Un point de vue que partage également l’Association transports et environnement (ATE), pour qui la solution passe par le rail. A condition toutefois que les surcoûts du Gothard et des tunnels ferroviaires alpins n’handicapent pas le développement du réseau ferroviaire en plaine.

En consultation jusqu’à fin juin, les priorités du gouvernement risquent donc d’être remises en question, en particulier en Suisse romande. Au Parlement, une coalition pourrait contraindre le Conseil fédéral à revoir sa copie, à condition que tous les parlementaires romands montent dans le même train.

swissinfo, Carole Wälti

En 1998, le peuple suisse a voté une enveloppe globale de 30 milliards de francs pour la réalisation des projets d’infrastructure des transports publics (fonds FTP).

Ce fonds englobe les Nouvelles lignes ferroviaires à travers les Alpes (NLFA), Rail 2000, le raccordement au TGV et les mesures antibruit.

Le solde de ce fonds se monte à 7,5 milliards de francs.
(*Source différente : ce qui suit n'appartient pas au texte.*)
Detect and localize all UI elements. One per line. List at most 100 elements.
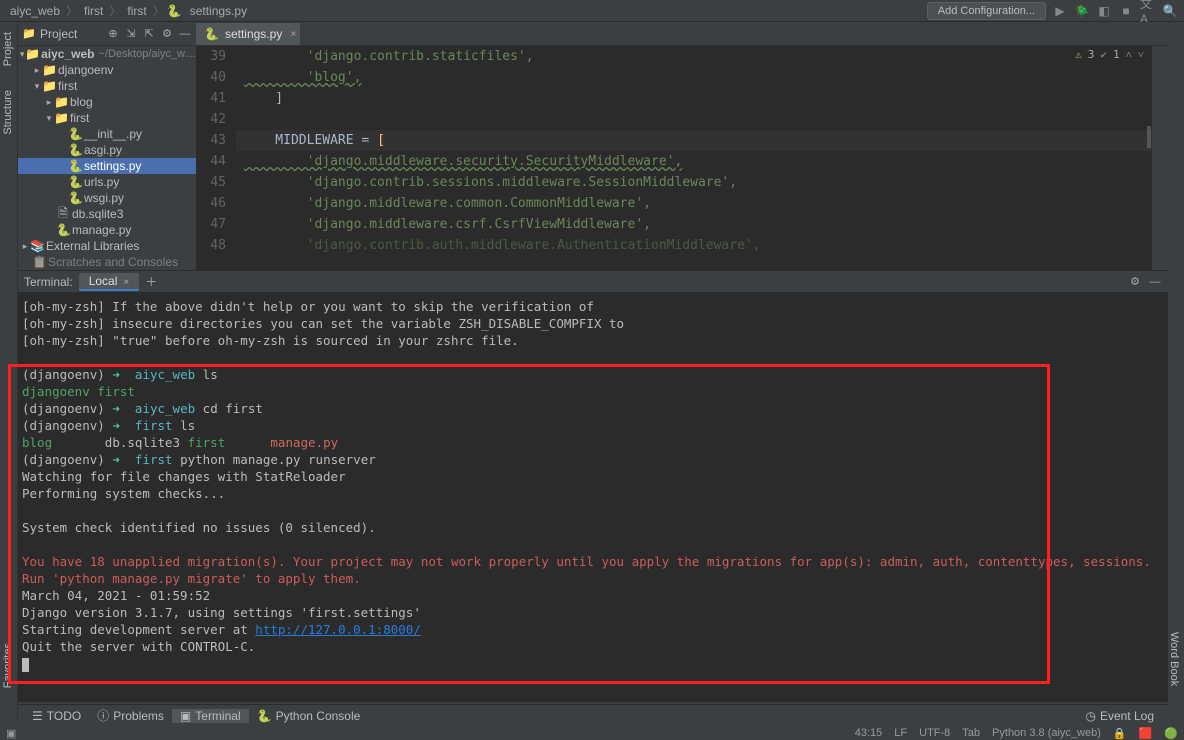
terminal-line: Run 'python manage.py migrate' to apply … [20,570,1166,587]
hints-icon[interactable]: ▣ [6,727,16,740]
python-file-icon: 🐍 [167,4,182,18]
tree-item-selected[interactable]: settings.py [84,159,141,173]
server-url-link[interactable]: http://127.0.0.1:8000/ [255,622,421,637]
code-line: 'django.contrib.sessions.middleware.Sess… [244,175,737,190]
terminal-icon: ▣ [180,709,191,723]
python-file-icon: 🐍 [56,223,70,237]
tree-item[interactable]: Scratches and Consoles [48,255,178,269]
project-tree[interactable]: ▾📁aiyc_web~/Desktop/aiyc_w… ▸📁djangoenv … [18,46,196,270]
python-file-icon: 🐍 [68,127,82,141]
python-file-icon: 🐍 [68,143,82,157]
chevron-right-icon[interactable]: ▸ [20,241,30,252]
interpreter[interactable]: Python 3.8 (aiyc_web) [992,727,1101,740]
tree-item[interactable]: blog [70,95,93,109]
terminal-tab-label: Local [89,274,118,288]
add-terminal-button[interactable]: ＋ [145,273,157,290]
tree-item[interactable]: asgi.py [84,143,122,157]
code-line: MIDDLEWARE = [244,133,377,148]
hide-icon[interactable]: — [178,27,192,41]
search-icon[interactable]: 🔍 [1162,3,1178,19]
code-editor[interactable]: 39 40 41 42 43 44 45 46 47 48 'django.co… [196,46,1152,270]
editor-tab[interactable]: 🐍 settings.py × [196,23,300,45]
top-breadcrumb-bar: aiyc_web 〉 first 〉 first 〉 🐍 settings.py… [0,0,1184,22]
scratches-icon: 📋 [32,255,46,269]
editor-tab-label: settings.py [225,27,282,41]
bottom-tool-bar: ☰TODO ⓘProblems ▣Terminal 🐍Python Consol… [18,704,1168,726]
caret-position[interactable]: 43:15 [855,727,883,740]
terminal[interactable]: [oh-my-zsh] If the above didn't help or … [18,292,1168,702]
terminal-line [20,502,1166,519]
hide-icon[interactable]: — [1148,275,1162,289]
code-line: 'django.contrib.auth.middleware.Authenti… [244,238,761,253]
project-tool-tab[interactable]: Project [0,26,16,72]
chevron-right-icon[interactable]: ▸ [32,65,42,76]
warning-count: 3 [1088,48,1095,61]
chevron-down-icon[interactable]: ▾ [44,113,54,124]
eventlog-icon: ◷ [1085,709,1095,723]
crumb-file[interactable]: settings.py [186,4,251,18]
line-ending[interactable]: LF [894,727,907,740]
chevron-right-icon: 〉 [109,2,121,19]
tree-item[interactable]: urls.py [84,175,119,189]
terminal-line: Watching for file changes with StatReloa… [20,468,1166,485]
status-icon-3[interactable]: 🟢 [1164,727,1178,740]
tree-item[interactable]: first [70,111,89,125]
event-log-tool[interactable]: ◷Event Log [1077,709,1162,723]
python-console-tool[interactable]: 🐍Python Console [249,709,369,723]
tree-item[interactable]: __init__.py [84,127,142,141]
python-file-icon: 🐍 [68,191,82,205]
python-icon: 🐍 [257,709,272,723]
code-area[interactable]: 'django.contrib.staticfiles', 'blog', ] … [236,46,1152,270]
gear-icon[interactable]: ⚙ [160,27,174,41]
terminal-line: Performing system checks... [20,485,1166,502]
status-icon-1[interactable]: 🔒 [1113,727,1127,740]
tree-item[interactable]: wsgi.py [84,191,124,205]
tree-root[interactable]: aiyc_web [41,47,94,61]
terminal-tab[interactable]: Local × [79,273,140,291]
crumb-first1[interactable]: first [80,4,107,18]
todo-tool[interactable]: ☰TODO [24,709,89,723]
favorites-tool-tab[interactable]: Favorites [0,637,16,694]
left-tool-strip: Project Structure Favorites [0,22,18,722]
select-opened-icon[interactable]: ⊕ [106,27,120,41]
crumb-root[interactable]: aiyc_web [6,4,64,18]
problems-tool[interactable]: ⓘProblems [89,707,172,724]
scroll-marker[interactable] [1147,126,1151,148]
folder-icon: 📁 [42,63,56,77]
close-icon[interactable]: × [290,29,296,40]
debug-icon[interactable]: 🪲 [1074,3,1090,19]
terminal-line: Quit the server with CONTROL-C. [20,638,1166,655]
gear-icon[interactable]: ⚙ [1128,275,1142,289]
chevron-down-icon[interactable]: ˅ [1138,48,1144,61]
tree-item[interactable]: External Libraries [46,239,139,253]
folder-icon: 📁 [22,27,36,41]
chevron-up-icon[interactable]: ˄ [1126,48,1132,61]
terminal-line: (djangoenv) ➜ first ls [20,417,1166,434]
close-icon[interactable]: × [123,277,129,288]
stop-icon[interactable]: ■ [1118,3,1134,19]
run-icon[interactable]: ▶ [1052,3,1068,19]
chevron-down-icon[interactable]: ▾ [32,81,42,92]
terminal-label: Terminal: [24,275,73,289]
editor-status[interactable]: ⚠3 ✔1 ˄ ˅ [1075,48,1144,61]
status-icon-2[interactable]: 🟥 [1139,727,1153,740]
collapse-all-icon[interactable]: ⇱ [142,27,156,41]
chevron-right-icon[interactable]: ▸ [44,97,54,108]
expand-all-icon[interactable]: ⇲ [124,27,138,41]
terminal-tool[interactable]: ▣Terminal [172,709,249,723]
indent[interactable]: Tab [962,727,980,740]
structure-tool-tab[interactable]: Structure [0,84,16,141]
tree-item[interactable]: manage.py [72,223,131,237]
right-tool-strip: Word Book [1166,630,1184,691]
encoding[interactable]: UTF-8 [919,727,950,740]
tree-item[interactable]: first [58,79,77,93]
translate-icon[interactable]: 文A [1140,3,1156,19]
tree-item[interactable]: djangoenv [58,63,113,77]
wordbook-tool-tab[interactable]: Word Book [1166,630,1182,688]
tree-item[interactable]: db.sqlite3 [72,207,123,221]
crumb-first2[interactable]: first [123,4,150,18]
add-configuration-button[interactable]: Add Configuration... [927,2,1046,20]
editor-tabs: 🐍 settings.py × [196,22,1168,46]
coverage-icon[interactable]: ◧ [1096,3,1112,19]
module-icon: 📁 [25,47,39,61]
Berne, dans son projet, a ramené ce montant à 5 milliards de francs.

Cet argent servira à financer une trentaine de mesures de développement du réseau des chemins de fer.

Le but des investissements prévus est notamment de réduire les temps de parcours entre la Suisse occidentale et la Suisse orientale et de garantir les capacités pour transférer sur le rail le trafic des marchandises traversant les Alpes.

D’ici 2030, cinq milliards seront consacrés aux grands projets d’infrastructure ferroviaire.
Près de trois milliards seront investis en Suisse occidentale, sur le Plateau et dans le nord-ouest du pays.
Un milliard servira à la région zurichoise et à la Suisse orientale.
Enfin 800 millions seront engagés entre Zurich et Lucerne ainsi que dans la région du Gothard.